Ignore for a minute that the worst men’s college basketball team would obliterate the UCONN women. That’s not the point. I fully congratulate Geno Auriemma and his players for their accomplishment of beating other women’s teams.

But do you know why Auriemma has never taken a men’s college basketball job? Here’s a hint. It’s not because his current position is more rewarding from either a career standpoint or a financial standpoint.

It’s because the men play a completely different game. Different ball, different rules (You can use the whole shot clock to get the ball across half court. How stupid is that?) and different tactics.
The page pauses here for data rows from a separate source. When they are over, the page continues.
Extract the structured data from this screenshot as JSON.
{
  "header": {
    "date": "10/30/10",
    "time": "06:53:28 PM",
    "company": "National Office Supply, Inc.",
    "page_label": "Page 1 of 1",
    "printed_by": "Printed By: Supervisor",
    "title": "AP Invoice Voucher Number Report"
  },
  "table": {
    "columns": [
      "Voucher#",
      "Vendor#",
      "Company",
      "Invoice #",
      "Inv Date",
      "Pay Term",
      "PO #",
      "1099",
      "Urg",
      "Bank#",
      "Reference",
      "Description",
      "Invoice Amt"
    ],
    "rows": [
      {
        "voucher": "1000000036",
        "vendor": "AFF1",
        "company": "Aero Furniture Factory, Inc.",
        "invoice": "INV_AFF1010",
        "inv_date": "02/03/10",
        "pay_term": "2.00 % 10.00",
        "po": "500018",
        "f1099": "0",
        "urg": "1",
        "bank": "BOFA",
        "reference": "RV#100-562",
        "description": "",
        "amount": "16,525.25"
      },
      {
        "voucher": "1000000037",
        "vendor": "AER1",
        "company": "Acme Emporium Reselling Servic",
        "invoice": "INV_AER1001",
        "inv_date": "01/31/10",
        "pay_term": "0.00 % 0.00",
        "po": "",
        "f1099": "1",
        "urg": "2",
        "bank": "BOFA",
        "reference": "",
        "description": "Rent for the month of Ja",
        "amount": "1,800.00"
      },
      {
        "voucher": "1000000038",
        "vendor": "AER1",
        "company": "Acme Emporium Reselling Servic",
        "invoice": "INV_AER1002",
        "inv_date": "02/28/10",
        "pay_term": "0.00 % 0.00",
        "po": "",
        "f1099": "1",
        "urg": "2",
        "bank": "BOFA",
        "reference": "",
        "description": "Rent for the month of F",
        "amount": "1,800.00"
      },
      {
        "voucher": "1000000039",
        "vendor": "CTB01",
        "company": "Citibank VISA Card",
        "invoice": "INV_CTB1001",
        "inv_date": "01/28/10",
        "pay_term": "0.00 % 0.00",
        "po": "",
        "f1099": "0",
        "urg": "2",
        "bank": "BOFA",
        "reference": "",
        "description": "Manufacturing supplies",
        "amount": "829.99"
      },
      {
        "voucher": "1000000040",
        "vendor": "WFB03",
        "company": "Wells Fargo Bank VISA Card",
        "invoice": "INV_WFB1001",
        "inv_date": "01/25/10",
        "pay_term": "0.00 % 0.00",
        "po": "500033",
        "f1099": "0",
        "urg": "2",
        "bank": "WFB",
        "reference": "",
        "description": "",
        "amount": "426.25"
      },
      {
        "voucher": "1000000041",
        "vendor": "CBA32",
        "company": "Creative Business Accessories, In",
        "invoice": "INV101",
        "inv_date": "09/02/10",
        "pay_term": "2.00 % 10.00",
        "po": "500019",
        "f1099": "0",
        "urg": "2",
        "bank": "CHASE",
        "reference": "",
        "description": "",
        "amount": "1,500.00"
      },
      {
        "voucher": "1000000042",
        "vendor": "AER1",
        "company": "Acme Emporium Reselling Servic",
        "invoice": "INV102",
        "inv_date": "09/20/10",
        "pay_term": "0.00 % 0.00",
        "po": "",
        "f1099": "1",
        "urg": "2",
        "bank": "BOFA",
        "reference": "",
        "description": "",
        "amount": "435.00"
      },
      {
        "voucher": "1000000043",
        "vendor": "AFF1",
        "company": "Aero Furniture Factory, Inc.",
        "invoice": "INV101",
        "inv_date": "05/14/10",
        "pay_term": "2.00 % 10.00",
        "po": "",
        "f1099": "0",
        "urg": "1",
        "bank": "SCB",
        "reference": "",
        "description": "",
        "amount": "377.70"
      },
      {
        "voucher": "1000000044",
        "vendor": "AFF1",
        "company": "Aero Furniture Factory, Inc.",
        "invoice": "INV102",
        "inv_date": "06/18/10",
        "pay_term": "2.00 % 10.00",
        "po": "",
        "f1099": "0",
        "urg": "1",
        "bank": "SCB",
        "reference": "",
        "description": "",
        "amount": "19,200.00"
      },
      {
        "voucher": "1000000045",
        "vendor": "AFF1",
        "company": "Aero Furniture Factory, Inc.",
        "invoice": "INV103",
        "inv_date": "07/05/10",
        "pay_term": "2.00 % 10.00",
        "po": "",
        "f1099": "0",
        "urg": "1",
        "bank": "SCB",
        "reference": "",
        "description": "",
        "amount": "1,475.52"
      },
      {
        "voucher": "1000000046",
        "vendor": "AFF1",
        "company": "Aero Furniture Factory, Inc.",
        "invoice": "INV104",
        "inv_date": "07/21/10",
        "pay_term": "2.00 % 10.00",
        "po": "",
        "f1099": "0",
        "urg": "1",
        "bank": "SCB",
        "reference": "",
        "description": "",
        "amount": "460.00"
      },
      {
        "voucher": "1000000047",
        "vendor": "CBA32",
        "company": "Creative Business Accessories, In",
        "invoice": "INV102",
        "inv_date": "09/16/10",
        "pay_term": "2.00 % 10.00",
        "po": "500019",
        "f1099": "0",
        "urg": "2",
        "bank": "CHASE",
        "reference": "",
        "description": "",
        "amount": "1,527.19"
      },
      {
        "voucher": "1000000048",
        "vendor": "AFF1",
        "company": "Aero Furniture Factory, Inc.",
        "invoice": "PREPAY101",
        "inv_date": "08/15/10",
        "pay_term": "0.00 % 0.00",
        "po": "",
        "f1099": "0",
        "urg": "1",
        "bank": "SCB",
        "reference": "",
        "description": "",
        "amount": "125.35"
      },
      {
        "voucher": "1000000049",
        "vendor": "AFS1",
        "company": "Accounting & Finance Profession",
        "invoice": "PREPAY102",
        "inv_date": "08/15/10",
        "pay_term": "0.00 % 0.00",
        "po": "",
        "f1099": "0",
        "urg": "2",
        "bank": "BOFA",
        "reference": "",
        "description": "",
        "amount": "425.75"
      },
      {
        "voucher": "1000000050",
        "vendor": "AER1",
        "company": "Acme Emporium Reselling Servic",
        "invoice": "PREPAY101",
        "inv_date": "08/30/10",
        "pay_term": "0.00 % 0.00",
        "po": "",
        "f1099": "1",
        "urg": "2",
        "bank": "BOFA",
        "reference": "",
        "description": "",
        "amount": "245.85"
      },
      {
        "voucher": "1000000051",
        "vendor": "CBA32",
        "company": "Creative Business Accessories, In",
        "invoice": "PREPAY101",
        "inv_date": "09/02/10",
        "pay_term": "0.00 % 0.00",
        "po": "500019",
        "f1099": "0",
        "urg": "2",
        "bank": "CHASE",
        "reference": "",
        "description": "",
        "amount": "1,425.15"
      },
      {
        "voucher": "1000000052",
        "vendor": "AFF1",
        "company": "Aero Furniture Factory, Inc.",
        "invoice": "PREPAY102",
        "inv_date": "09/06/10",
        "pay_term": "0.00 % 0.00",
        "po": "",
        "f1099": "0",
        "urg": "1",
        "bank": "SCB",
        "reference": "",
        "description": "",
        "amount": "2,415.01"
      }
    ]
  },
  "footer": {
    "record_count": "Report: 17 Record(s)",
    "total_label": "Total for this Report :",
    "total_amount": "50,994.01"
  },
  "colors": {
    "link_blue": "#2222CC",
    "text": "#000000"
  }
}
Most damning, there is a completely different talent pool. See, this is something else that will sound chauvinistic, but if you are honest with yourself, you have to admit there are more good male college basketball players than female college basketball players. It’s not Maya Moore’s fault that this is the case, but most girls don’t grow up with a basketball underneath their pillow, to quote Cheech & Chong.

So while we should appreciate what the UCONN women have done, to compare them to the teams led by Sidney Wicks, Henry Bibby, Bill Walton (who I have always loved and will always love – I mean, who else uses a Walton quote for a title of a blog entry?) and Jamaal Wilkes and the competition they played is both blasphemous and ridiculous.

It has been over THIRTY years since a men’s college basketball team went undefeated. UCONN would have to go thirty years without losing to deserve a spot in history next to John Wooden’s great teams of the 1970’s.

Don’t be politically correct, be rational. Even if you’re a woman and that word isn’t a part of your daily vocabulary.